Boris Johnson hasn’t always enjoyed the best relationship with Rupert Murdoch’s titles, having once been sacked as a Times trainee for fabricating quotes. But relations between the former Tory leader and the Sun king himself have been cordial for much of the past decade. And evidence for that is found in the newly updated register of MPs’ interests.
Johnson’s latest entry in the list shows that he flew out for a business meeting in Montana between 11-12 October last month – just over a week before Liz Truss’s resignation prompted Johnson to mount an abortive comeback effort to succeed her. Murdoch last year purchased the 340,000-acre Beaverhead Ranch in the western American state in what was the biggest ranch sale in Montana’s history.
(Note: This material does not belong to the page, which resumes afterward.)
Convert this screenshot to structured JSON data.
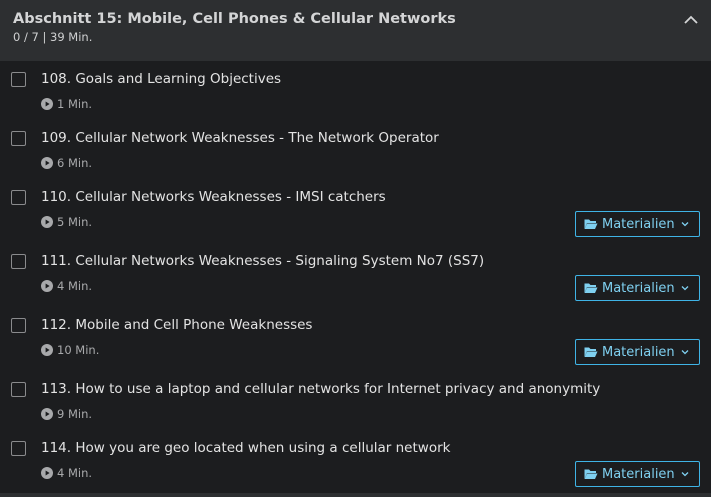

According to Commons’ records, Murdoch paid £11,559 for ‘internal US air travel, accommodation and hospitality’ for Johnson and two members of his staff. Just nine days after that Montana meeting, the ex-PM was hurrying back to the UK from the Dominican Republican for his short-lived attempt to take back the premiership. Oh to be a fly on the wall at that Montana meeting…
The rest of that American trip certainly proved to be a fruitful one for Johnson. He got £276,130 for a speaking engagement in Washington DC which took eight and a half hours to prepare and deliver: the equivalent of £541 a minute. And Matt Hancock meanwhile £10,000 to speak at a fintech summit – just weeks before the near-collapse of the crypto market. Talk about the reverse Midas touch.
Still, at least there is one inspirational story among such failures: Nadhim Zahawi is writing a book about his early life before he entered parliament. The Tory party chairman fled Saddam Hussein’s regime with his Kurdish family at the age of eleven and has described his subsequent success story in business and politics as ‘the British dream.’ Zahawi has received a £6,150 advance from Harper Collins to date for 175 hours’ work over the past six months and is now working with JK Rowling’s agent Neil Blair.